Öncelikle genelinde Arap dünyasının, özelde Mısır halkının kısa bir zaman içinde bir kalkışmayla, hem de şiddete başvurmadan ve Batı’nın desteğini almadan, uzun yıllar egemen olan despotları yerlerinden edebileceklerinin kanıtlandığının altı çizilmelidir. Arap dünyasında eşine ender rastlanan bir halk hareketi yaratan Mısırlılar, bilhassa Ortadoğu halklarına benzer girişimler için bir motivasyon kaynağı olacaklardır. 18 günlük direniş, milyonları harekete geçirmiş ve egemenlere geri adım attırılmıştır. Mısır halkı ne kadar kutlansa, o kadar yeridir.

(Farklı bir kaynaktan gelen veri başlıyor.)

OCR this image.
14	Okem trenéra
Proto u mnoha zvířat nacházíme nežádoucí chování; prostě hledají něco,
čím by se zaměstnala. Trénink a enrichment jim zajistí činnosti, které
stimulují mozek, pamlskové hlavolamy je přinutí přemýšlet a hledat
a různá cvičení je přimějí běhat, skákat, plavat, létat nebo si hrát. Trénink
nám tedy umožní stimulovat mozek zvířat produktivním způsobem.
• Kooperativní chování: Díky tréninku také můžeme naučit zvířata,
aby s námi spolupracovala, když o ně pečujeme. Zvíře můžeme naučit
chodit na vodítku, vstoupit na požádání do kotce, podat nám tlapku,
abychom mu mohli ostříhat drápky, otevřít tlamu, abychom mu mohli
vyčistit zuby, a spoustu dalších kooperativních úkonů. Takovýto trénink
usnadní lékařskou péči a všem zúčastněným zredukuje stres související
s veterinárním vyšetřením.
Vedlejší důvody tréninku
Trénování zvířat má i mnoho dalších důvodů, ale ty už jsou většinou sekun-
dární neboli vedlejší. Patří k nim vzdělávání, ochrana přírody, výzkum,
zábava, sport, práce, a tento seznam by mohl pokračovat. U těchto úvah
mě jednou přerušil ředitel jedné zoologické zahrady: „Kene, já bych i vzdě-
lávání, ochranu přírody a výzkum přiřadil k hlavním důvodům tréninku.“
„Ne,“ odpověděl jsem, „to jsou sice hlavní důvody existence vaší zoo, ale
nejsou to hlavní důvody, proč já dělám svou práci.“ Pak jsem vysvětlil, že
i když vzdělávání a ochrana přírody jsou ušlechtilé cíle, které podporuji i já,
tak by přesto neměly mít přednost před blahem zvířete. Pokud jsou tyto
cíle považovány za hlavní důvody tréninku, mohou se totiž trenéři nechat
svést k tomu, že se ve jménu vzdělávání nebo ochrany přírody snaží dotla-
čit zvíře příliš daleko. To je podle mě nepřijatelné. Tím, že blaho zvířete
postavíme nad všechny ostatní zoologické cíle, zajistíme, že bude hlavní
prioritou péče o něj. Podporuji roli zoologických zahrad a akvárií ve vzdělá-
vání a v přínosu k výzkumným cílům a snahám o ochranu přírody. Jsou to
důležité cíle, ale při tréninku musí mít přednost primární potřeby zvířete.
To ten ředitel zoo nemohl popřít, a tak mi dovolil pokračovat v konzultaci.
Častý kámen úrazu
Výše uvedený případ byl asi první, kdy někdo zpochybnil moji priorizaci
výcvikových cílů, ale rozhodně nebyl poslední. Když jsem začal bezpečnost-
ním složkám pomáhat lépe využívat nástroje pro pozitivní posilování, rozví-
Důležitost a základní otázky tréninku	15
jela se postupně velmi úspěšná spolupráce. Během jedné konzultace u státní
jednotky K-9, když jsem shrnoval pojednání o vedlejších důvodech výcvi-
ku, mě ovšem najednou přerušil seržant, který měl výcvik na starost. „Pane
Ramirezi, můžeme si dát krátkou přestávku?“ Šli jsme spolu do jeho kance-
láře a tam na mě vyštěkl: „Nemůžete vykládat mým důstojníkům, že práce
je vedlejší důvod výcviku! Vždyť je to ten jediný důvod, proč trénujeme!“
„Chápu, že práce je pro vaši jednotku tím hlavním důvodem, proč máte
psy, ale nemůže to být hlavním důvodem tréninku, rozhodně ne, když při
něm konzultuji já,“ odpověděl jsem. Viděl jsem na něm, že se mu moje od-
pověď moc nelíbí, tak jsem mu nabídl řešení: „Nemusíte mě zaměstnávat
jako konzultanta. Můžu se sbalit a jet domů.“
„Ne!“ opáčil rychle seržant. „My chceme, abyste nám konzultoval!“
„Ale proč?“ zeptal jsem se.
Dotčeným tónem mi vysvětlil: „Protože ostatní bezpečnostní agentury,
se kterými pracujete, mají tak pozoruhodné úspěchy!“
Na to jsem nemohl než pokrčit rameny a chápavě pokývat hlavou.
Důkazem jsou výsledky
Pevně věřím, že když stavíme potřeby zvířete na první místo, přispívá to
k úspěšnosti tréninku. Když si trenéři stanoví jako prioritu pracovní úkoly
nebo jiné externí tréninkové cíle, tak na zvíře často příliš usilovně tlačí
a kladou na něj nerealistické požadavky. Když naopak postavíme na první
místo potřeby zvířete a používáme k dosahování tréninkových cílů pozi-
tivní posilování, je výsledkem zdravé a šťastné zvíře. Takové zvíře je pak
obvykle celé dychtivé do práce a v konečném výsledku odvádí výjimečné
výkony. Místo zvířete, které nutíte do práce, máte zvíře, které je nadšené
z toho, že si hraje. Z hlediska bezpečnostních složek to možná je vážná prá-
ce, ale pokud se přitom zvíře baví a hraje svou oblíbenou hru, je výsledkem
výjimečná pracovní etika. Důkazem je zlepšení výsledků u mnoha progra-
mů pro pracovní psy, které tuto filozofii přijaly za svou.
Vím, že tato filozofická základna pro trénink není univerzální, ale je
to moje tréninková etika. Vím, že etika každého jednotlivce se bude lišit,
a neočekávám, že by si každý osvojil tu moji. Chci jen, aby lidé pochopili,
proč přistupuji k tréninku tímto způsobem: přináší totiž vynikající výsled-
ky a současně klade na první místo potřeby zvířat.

Diğer yandan Mısır’daki kalkışma, hem emperyalist güçlerin içerisinde düştükleri yönetim krizini, hem de beklenmedik bir şekilde siyasal islamın etki alanlarının azalmakta olduğunu göstermiştir. Gerek Tahrir Meydanı’nda toplanan kalabalıktan, gerekse de Batı televizyonlarına demeç veren şahsiyetlerden, »Batı işimize karışmasın, Mübarek’i desteklemesin yeter« sözleri ifade ediliyordu. Avrupa’nın yaygın medyasındaki yorumlarda da, »tereddütlü davranan Batı, fırsatlarını kaçırıyor« tespitleri yapılıyordu.

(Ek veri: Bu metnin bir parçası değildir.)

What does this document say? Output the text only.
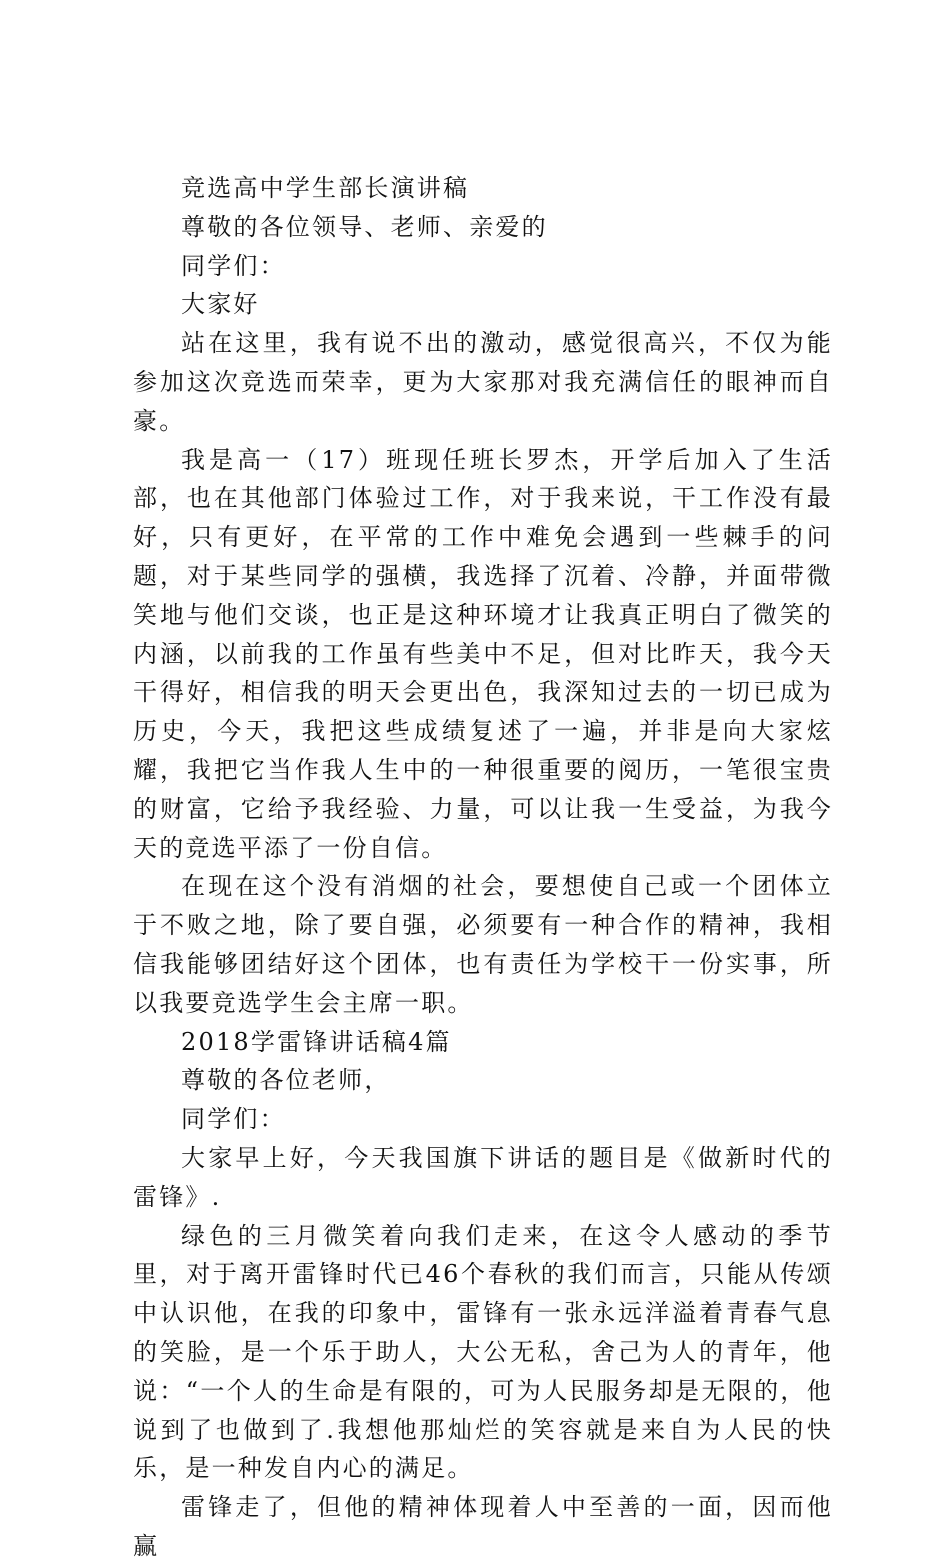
竞选高中学生部长演讲稿

尊敬的各位领导、老师、亲爱的

同学们：

大家好

站在这里，我有说不出的激动，感觉很高兴，不仅为能参加这次竞选而荣幸，更为大家那对我充满信任的眼神而自豪。

我是高一（17）班现任班长罗杰，开学后加入了生活部，也在其他部门体验过工作，对于我来说，干工作没有最好，只有更好，在平常的工作中难免会遇到一些棘手的问题，对于某些同学的强横，我选择了沉着、冷静，并面带微笑地与他们交谈，也正是这种环境才让我真正明白了微笑的内涵，以前我的工作虽有些美中不足，但对比昨天，我今天干得好，相信我的明天会更出色，我深知过去的一切已成为历史，今天，我把这些成绩复述了一遍，并非是向大家炫耀，我把它当作我人生中的一种很重要的阅历，一笔很宝贵的财富，它给予我经验、力量，可以让我一生受益，为我今天的竞选平添了一份自信。

在现在这个没有消烟的社会，要想使自己或一个团体立于不败之地，除了要自强，必须要有一种合作的精神，我相信我能够团结好这个团体，也有责任为学校干一份实事，所以我要竞选学生会主席一职。

2018学雷锋讲话稿4篇

尊敬的各位老师，

同学们：

大家早上好，今天我国旗下讲话的题目是《做新时代的雷锋》.

绿色的三月微笑着向我们走来，在这令人感动的季节里，对于离开雷锋时代已46个春秋的我们而言，只能从传颂中认识他，在我的印象中，雷锋有一张永远洋溢着青春气息的笑脸，是一个乐于助人，大公无私，舍己为人的青年，他说：“一个人的生命是有限的，可为人民服务却是无限的，他说到了也做到了.我想他那灿烂的笑容就是来自为人民的快乐，是一种发自内心的满足。

雷锋走了，但他的精神体现着人中至善的一面，因而他赢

Bununla birlikte, kalkışmaya ancak üçüncü gününde katılan Müslüman Kardeşler’in çekingen tavırlarını ve öne çıkamayışlarını, siyasal islamın daha önceki yıllarda işsizlik, yoksulluk, yolsuzluk v. d. sosyal sorunlara sahip çıkmamaları nedeniyle halk kitleleri tarafından kendilerine kesilen bir fatura olarak değerlendirmek gerekiyor. Sonuç itibariyle, Mısır’daki siyasal islamın halkın gerçek taleplerini sahiplenmediğinden, önümüzdeki dönemde, tabanları geniş olmasına rağmen bir kriz içerisine düşerek, gerileyeceğini öngörmek olanaklıdır diye düşünüyorum. Bu, siyasal islamın etkin olduğu diğer coğrafyalarda da söz konusu olabilir.
Mısır’daki kalkışma, spontane halk hareketlerinin hem gücünü, hem de handikaplarını ortaya çıkarmıştır. Tahrir Meydanı’nda baskın olanlar genellikle örgütsüz genç insanlar. Haberlere ve yapılan yorumlara göre de, çoğunluğu yüksek öğrenimli ve modern yaşam stiline sahip. Bilgisayar ve internet teknolojilerini kullanan, bunları örgütlenme aracı yapan, en az Ingilizce bilen ve dünyadaki gelişmeleri takip eden insanlar. Aynı şekilde diğer orta katmanların da harekete bir dinamizm kattığını tespit edebiliriz.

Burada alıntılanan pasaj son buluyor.